Однако дирижабль таки полетел. Правда, немного своеобразно. Едва оторвавшись от земли, он начал поднимать корму несколько быстрее, чем нос. Я даже подумал, что он в конце концов встанет вертикально, наподобие рыболовного поплавка, но дифферент достиг градусов двадцати пяти и более увеличиваться не стал. Вот в такой несколько странной позиции мы медленно поднимались.
— Рулевой, пять градусов вверх! — скомандовал Николай. — Бортмеханик, оба мотора полный вперед!
— Полный назад, — флегматично поправил я брата, перекидывая сдвоенный рычаг реверса и открывая оба крана подачи пара. — И рули действительно на пять градусов, но только не вверх, а вниз.
— Почему?!
— Потому что тяга двигателей направлена по оси дирижабля, и если мы сейчас дадим полный вперед, то быстро уткнемся в землю независимо от положения рулей, нос–то вниз смотрит. Нет, надо сначала немного набрать высоту раком, выровнять машину, и только после этого можно будет лететь вперед.
Дирижабль действительно начал разгоняться кормой вперед, одновременно набирая высоту и выпрямляясь. Когда нос не только встал по горизонту, но и задрался градусов на десять, а корму повело вправо, я перекрыл пар, перекинул реверсы в нормальное положение и, вновь открыв паровые краны, скомандовал:
— А вот теперь рули на три градуса вверх!
— Говорил же я, что тебе надо быть капитаном, — буркнул Николай.
— Каким еще капитаном, если я сижу спиной вперед и ни хрена не вижу, куда ты рулишь! В общем, командуй и не волнуйся — никуда опыт не денется, придет со временем.
Наш аппарат перекосило потому, что он вообще не имел никаких средств корректировки статического продольного баланса. У ранних творений Цеппелина, например, для этой цели служил подвижный балласт. Я же ограничился только большим хвостовым оперением по типу самолетного. Естественно, я знал, что такое оперение будет эффективно только в движении, а на малых скоростях и в покое что оно есть, что его нет — без разницы. Однако мне казалось, что статическую устойчивость можно обеспечить тщательным расчетом взаимного положения центра тяжести и условной точки приложения подъемной силы. Вот только практика показала, что даже в самые тщательные расчеты может вкрасться неточность.

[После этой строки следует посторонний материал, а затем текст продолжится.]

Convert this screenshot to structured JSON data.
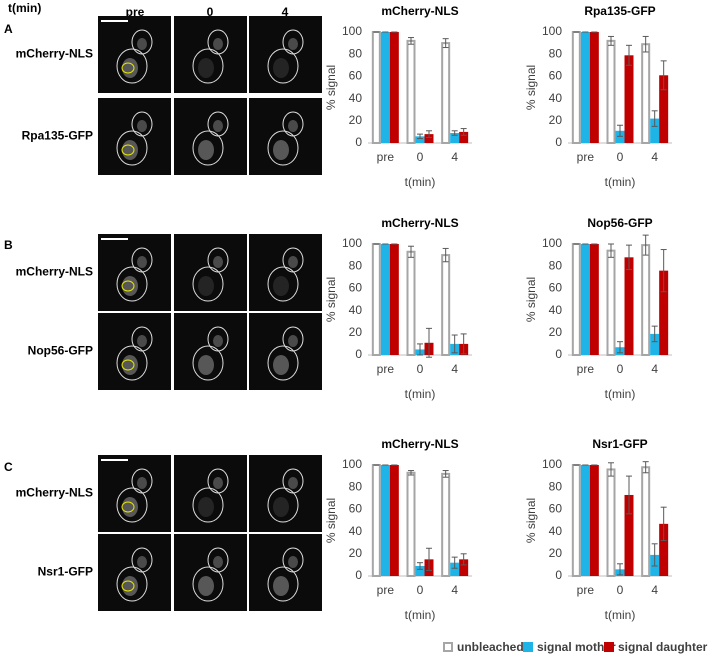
{
  "image_header": {
    "time_label": "t(min)",
    "columns": [
      "pre",
      "0",
      "4"
    ]
  },
  "panels": [
    {
      "label": "A",
      "row_labels": [
        "mCherry-NLS",
        "Rpa135-GFP"
      ]
    },
    {
      "label": "B",
      "row_labels": [
        "mCherry-NLS",
        "Nop56-GFP"
      ]
    },
    {
      "label": "C",
      "row_labels": [
        "mCherry-NLS",
        "Nsr1-GFP"
      ]
    }
  ],
  "chart_data": [
    {
      "type": "bar",
      "title": "mCherry-NLS",
      "categories": [
        "pre",
        "0",
        "4"
      ],
      "xlabel": "t(min)",
      "ylabel": "% signal",
      "ylim": [
        0,
        100
      ],
      "yticks": [
        0,
        20,
        40,
        60,
        80,
        100
      ],
      "series": [
        {
          "name": "unbleached",
          "color": "#a6a6a6",
          "style": "outline",
          "values": [
            100,
            92,
            90
          ],
          "errors": [
            0,
            3,
            4
          ]
        },
        {
          "name": "signal mother",
          "color": "#1fb4e8",
          "values": [
            100,
            6,
            9
          ],
          "errors": [
            0,
            2,
            2
          ]
        },
        {
          "name": "signal daughter",
          "color": "#c00000",
          "values": [
            100,
            8,
            10
          ],
          "errors": [
            0,
            3,
            3
          ]
        }
      ]
    },
    {
      "type": "bar",
      "title": "Rpa135-GFP",
      "categories": [
        "pre",
        "0",
        "4"
      ],
      "xlabel": "t(min)",
      "ylabel": "% signal",
      "ylim": [
        0,
        100
      ],
      "yticks": [
        0,
        20,
        40,
        60,
        80,
        100
      ],
      "series": [
        {
          "name": "unbleached",
          "color": "#a6a6a6",
          "style": "outline",
          "values": [
            100,
            92,
            89
          ],
          "errors": [
            0,
            4,
            7
          ]
        },
        {
          "name": "signal mother",
          "color": "#1fb4e8",
          "values": [
            100,
            11,
            22
          ],
          "errors": [
            0,
            5,
            7
          ]
        },
        {
          "name": "signal daughter",
          "color": "#c00000",
          "values": [
            100,
            79,
            61
          ],
          "errors": [
            0,
            9,
            13
          ]
        }
      ]
    },
    {
      "type": "bar",
      "title": "mCherry-NLS",
      "categories": [
        "pre",
        "0",
        "4"
      ],
      "xlabel": "t(min)",
      "ylabel": "% signal",
      "ylim": [
        0,
        100
      ],
      "yticks": [
        0,
        20,
        40,
        60,
        80,
        100
      ],
      "series": [
        {
          "name": "unbleached",
          "color": "#a6a6a6",
          "style": "outline",
          "values": [
            100,
            93,
            90
          ],
          "errors": [
            0,
            5,
            6
          ]
        },
        {
          "name": "signal mother",
          "color": "#1fb4e8",
          "values": [
            100,
            5,
            10
          ],
          "errors": [
            0,
            5,
            8
          ]
        },
        {
          "name": "signal daughter",
          "color": "#c00000",
          "values": [
            100,
            11,
            10
          ],
          "errors": [
            0,
            13,
            9
          ]
        }
      ]
    },
    {
      "type": "bar",
      "title": "Nop56-GFP",
      "categories": [
        "pre",
        "0",
        "4"
      ],
      "xlabel": "t(min)",
      "ylabel": "% signal",
      "ylim": [
        0,
        100
      ],
      "yticks": [
        0,
        20,
        40,
        60,
        80,
        100
      ],
      "series": [
        {
          "name": "unbleached",
          "color": "#a6a6a6",
          "style": "outline",
          "values": [
            100,
            94,
            99
          ],
          "errors": [
            0,
            6,
            9
          ]
        },
        {
          "name": "signal mother",
          "color": "#1fb4e8",
          "values": [
            100,
            7,
            19
          ],
          "errors": [
            0,
            5,
            7
          ]
        },
        {
          "name": "signal daughter",
          "color": "#c00000",
          "values": [
            100,
            88,
            76
          ],
          "errors": [
            0,
            11,
            19
          ]
        }
      ]
    },
    {
      "type": "bar",
      "title": "mCherry-NLS",
      "categories": [
        "pre",
        "0",
        "4"
      ],
      "xlabel": "t(min)",
      "ylabel": "% signal",
      "ylim": [
        0,
        100
      ],
      "yticks": [
        0,
        20,
        40,
        60,
        80,
        100
      ],
      "series": [
        {
          "name": "unbleached",
          "color": "#a6a6a6",
          "style": "outline",
          "values": [
            100,
            93,
            92
          ],
          "errors": [
            0,
            2,
            3
          ]
        },
        {
          "name": "signal mother",
          "color": "#1fb4e8",
          "values": [
            100,
            9,
            12
          ],
          "errors": [
            0,
            3,
            5
          ]
        },
        {
          "name": "signal daughter",
          "color": "#c00000",
          "values": [
            100,
            15,
            15
          ],
          "errors": [
            0,
            10,
            5
          ]
        }
      ]
    },
    {
      "type": "bar",
      "title": "Nsr1-GFP",
      "categories": [
        "pre",
        "0",
        "4"
      ],
      "xlabel": "t(min)",
      "ylabel": "% signal",
      "ylim": [
        0,
        100
      ],
      "yticks": [
        0,
        20,
        40,
        60,
        80,
        100
      ],
      "legend": "bottom",
      "series": [
        {
          "name": "unbleached",
          "color": "#a6a6a6",
          "style": "outline",
          "values": [
            100,
            96,
            98
          ],
          "errors": [
            0,
            6,
            5
          ]
        },
        {
          "name": "signal mother",
          "color": "#1fb4e8",
          "values": [
            100,
            6,
            19
          ],
          "errors": [
            0,
            5,
            10
          ]
        },
        {
          "name": "signal daughter",
          "color": "#c00000",
          "values": [
            100,
            73,
            47
          ],
          "errors": [
            0,
            17,
            15
          ]
        }
      ]
    }
  ]
}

Ничего, потом всю гондолу можно будет сдвинуть немного назад, конструкция это позволяет, а сегодня и так полетаем, с повернутыми на два–три градуса вверх горизонтальными рулями.
Тем временем мы все поднимались, и скоро Николай объявил:
— Высота триста метров, скорость сорок пять километров в час! Переходим в горизонталь. Алик, убавь тягу на треть.
Да, в отличие от дельтапланов, на дирижабле было довольно много приборов — целых шесть штук. Четыре из них — манометр, два тахометра и вольтметр, измеряющий напряжение бортсети, находились на моем рабочем месте. А два оставшихся — альтиметр и спидометр — перед Николаем.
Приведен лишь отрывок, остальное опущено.